Here I promised that there will be a small piece of code. It seems to me two years ago he was generally in three lines, but now he looks like this.

// Project Gauss Seidel or the equivalent Sequential Impulse void btSequentialImpulseConstraintSolver::resolveSingleConstraintRowLowerLimit(btRigidBody& body1,btRigidBody& body2,const btSolverConstraint& c) { btScalar deltaImpulse = c.m_rhs-btScalar(c.m_appliedImpulse)*c.m_cfm; const btScalar deltaVel1Dotn = c.m_contactNormal.dot(body1.internalGetDeltaLinearVelocity()) + c.m_relpos1CrossNormal.dot(body1.internalGetDeltaAngularVelocity()); const btScalar deltaVel2Dotn = -c.m_contactNormal.dot(body2.internalGetDeltaLinearVelocity()) + c.m_relpos2CrossNormal.dot(body2.internalGetDeltaAngularVelocity()); deltaImpulse -= deltaVel1Dotn*c.m_jacDiagABInv; deltaImpulse -= deltaVel2Dotn*c.m_jacDiagABInv; const btScalar sum = btScalar(c.m_appliedImpulse) + deltaImpulse; if (sum < c.m_lowerLimit) { deltaImpulse = c.m_lowerLimit-c.m_appliedImpulse; c.m_appliedImpulse = c.m_lowerLimit; } else { c.m_appliedImpulse = sum; } body1.internalApplyImpulse(c.m_contactNormal*body1.internalGetInvMass(),c.m_angularComponentA,deltaImpulse); body2.internalApplyImpulse(-c.m_contactNormal*body2.internalGetInvMass(),c.m_angularComponentB,deltaImpulse); } 

At the entrance we have two contacting bodies, a touch point with a perpendicular touch and, as a result, we have two impulses that should resolve the collision, make the boxes calmly and motionlessly lie one on top of the other, and the cylinder and the ball roll smoothly and realistically down the slope.

Good advice instead of parting


Touch this code is not worth it.

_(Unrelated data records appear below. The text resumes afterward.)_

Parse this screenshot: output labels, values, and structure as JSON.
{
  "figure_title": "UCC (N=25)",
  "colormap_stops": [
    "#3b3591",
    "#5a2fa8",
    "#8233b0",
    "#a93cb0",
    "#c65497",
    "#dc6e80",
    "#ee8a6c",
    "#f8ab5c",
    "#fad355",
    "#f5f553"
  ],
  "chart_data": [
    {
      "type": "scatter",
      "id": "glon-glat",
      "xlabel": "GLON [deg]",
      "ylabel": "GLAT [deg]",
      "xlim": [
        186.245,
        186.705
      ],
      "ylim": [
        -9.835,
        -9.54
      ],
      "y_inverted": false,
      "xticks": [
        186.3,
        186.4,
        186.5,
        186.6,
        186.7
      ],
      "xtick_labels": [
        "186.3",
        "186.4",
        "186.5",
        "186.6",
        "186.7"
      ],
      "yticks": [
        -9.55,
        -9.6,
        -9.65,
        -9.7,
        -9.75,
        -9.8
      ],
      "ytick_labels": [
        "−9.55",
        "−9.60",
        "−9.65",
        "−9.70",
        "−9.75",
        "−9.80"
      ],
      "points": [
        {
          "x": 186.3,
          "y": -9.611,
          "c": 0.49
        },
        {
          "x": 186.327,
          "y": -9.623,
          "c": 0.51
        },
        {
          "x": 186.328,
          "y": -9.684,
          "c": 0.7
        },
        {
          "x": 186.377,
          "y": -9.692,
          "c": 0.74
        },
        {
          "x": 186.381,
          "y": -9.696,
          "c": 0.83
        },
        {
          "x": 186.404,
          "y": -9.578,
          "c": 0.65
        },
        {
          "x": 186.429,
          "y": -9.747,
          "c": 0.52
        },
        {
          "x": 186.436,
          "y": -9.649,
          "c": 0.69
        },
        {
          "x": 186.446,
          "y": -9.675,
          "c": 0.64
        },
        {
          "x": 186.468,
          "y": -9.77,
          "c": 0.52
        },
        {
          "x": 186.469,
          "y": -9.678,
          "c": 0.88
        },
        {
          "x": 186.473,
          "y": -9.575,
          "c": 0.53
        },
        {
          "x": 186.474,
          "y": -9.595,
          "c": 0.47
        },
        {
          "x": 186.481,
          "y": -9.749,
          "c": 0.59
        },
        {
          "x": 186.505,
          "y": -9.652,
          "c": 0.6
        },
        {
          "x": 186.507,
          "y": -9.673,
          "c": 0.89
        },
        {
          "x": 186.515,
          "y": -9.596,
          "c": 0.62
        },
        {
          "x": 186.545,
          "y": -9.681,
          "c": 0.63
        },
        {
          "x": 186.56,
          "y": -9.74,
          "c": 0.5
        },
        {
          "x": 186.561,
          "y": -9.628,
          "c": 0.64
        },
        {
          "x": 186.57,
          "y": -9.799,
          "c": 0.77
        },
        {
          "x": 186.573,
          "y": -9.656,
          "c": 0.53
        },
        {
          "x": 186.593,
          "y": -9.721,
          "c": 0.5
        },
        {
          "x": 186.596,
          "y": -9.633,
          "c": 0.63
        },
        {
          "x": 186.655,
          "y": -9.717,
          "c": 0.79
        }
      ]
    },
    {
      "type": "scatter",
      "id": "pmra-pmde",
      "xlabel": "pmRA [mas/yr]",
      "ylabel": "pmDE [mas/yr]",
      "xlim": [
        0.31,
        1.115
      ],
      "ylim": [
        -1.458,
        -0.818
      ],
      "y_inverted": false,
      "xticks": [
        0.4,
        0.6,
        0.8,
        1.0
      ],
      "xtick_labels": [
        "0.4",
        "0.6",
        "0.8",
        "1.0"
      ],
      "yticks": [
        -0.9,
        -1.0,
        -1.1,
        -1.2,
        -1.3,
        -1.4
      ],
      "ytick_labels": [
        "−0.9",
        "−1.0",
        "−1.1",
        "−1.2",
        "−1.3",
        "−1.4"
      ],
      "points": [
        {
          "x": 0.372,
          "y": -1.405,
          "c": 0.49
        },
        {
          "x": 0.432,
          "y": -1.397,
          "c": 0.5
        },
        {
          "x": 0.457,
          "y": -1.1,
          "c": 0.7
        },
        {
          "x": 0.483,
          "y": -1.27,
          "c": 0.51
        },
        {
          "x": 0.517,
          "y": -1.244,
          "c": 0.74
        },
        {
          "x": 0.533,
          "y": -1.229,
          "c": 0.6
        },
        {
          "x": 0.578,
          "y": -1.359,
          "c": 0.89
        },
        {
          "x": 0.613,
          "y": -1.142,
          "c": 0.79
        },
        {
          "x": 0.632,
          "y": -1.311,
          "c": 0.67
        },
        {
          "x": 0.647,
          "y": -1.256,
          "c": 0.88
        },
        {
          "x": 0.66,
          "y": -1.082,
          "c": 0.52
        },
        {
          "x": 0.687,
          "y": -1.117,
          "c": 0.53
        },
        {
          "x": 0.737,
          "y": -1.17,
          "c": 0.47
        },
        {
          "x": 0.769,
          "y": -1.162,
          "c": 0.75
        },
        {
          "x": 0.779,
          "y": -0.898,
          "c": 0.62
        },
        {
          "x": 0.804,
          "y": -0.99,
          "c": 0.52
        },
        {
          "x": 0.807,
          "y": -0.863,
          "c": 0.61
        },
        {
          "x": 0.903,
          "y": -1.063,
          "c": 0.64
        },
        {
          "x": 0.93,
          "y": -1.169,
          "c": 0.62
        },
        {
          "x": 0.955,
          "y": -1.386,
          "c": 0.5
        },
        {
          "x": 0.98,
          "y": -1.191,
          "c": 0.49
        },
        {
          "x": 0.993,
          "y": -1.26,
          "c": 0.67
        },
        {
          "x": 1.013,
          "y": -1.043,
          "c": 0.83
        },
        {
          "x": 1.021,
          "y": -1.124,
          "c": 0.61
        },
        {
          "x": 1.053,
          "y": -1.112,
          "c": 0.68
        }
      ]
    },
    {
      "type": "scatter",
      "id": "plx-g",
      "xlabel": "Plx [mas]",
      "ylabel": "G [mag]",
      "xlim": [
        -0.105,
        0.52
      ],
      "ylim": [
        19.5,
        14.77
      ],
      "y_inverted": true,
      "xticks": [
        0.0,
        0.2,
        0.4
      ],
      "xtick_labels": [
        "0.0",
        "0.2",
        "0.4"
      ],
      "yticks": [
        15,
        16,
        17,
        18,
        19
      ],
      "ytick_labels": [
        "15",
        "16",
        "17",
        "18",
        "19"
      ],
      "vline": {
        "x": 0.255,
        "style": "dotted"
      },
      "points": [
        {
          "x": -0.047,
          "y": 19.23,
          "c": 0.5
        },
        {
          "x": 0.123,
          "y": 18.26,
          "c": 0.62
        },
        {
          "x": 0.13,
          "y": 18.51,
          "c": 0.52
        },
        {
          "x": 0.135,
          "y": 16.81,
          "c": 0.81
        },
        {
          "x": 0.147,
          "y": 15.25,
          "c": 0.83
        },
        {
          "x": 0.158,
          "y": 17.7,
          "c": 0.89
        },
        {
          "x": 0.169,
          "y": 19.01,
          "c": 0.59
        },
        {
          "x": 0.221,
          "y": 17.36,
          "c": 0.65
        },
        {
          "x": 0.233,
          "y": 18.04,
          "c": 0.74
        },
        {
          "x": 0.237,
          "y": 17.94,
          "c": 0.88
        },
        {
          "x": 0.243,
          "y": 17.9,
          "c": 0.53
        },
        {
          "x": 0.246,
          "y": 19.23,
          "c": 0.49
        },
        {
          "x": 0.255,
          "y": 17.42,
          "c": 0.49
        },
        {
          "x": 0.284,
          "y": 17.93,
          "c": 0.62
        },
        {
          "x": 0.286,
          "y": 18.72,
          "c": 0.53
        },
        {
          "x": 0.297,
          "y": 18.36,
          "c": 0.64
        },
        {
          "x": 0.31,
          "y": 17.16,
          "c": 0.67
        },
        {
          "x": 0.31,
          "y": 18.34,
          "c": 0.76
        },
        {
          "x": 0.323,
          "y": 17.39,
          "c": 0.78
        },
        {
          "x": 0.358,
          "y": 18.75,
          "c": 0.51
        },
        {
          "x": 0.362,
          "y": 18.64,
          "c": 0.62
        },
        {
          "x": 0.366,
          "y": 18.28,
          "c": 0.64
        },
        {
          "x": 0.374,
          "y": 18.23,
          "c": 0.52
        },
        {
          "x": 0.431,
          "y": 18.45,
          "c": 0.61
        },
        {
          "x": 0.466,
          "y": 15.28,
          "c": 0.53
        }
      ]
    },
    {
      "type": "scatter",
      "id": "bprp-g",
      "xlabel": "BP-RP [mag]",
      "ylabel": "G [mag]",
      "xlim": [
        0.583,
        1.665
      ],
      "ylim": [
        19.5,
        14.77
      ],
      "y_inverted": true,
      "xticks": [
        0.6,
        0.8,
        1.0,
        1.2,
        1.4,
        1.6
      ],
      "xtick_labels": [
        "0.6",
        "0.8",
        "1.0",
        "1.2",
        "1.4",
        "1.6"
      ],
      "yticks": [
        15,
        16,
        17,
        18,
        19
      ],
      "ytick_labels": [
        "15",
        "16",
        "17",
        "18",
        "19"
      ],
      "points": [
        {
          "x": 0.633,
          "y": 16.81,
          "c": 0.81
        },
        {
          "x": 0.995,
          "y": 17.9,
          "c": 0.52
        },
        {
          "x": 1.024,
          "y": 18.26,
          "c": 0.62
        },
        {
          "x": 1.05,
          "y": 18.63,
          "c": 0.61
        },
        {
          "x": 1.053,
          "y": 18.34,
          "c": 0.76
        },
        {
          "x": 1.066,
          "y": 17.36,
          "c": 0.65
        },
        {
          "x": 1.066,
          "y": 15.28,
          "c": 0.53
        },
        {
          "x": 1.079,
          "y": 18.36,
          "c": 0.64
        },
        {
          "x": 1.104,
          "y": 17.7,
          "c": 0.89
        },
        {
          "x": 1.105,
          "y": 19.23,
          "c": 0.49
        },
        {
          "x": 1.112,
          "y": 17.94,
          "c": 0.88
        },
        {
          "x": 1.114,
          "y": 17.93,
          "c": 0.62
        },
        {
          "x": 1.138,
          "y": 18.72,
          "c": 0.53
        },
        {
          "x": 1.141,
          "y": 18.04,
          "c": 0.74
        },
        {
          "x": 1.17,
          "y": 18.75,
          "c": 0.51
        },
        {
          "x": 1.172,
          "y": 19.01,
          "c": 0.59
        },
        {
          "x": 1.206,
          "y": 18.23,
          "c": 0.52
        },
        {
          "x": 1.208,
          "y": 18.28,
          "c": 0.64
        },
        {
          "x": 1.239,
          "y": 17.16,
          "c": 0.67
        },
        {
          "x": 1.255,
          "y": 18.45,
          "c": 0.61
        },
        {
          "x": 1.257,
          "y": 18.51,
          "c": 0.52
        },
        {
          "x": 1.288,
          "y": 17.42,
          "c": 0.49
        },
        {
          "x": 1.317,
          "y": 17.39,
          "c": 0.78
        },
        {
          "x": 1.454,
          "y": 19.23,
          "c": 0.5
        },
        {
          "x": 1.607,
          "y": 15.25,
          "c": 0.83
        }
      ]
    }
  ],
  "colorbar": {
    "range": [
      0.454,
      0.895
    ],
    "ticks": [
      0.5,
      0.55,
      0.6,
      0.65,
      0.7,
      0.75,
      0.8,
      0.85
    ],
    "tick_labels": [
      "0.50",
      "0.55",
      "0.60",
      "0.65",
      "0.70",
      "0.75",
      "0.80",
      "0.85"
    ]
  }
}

For example, if you develop a game with racing cars, and the car will beat on the curb or wall, and it will behave unpredictably and not playable, then you should pay attention to the perpendicular at the touch point. It is the inconstancy and unpredictability of the perpendicular at the touch point that often determines the unpredictability of the simulation.

You looked into the soul of the modern physics engine and are now obliged to marry him.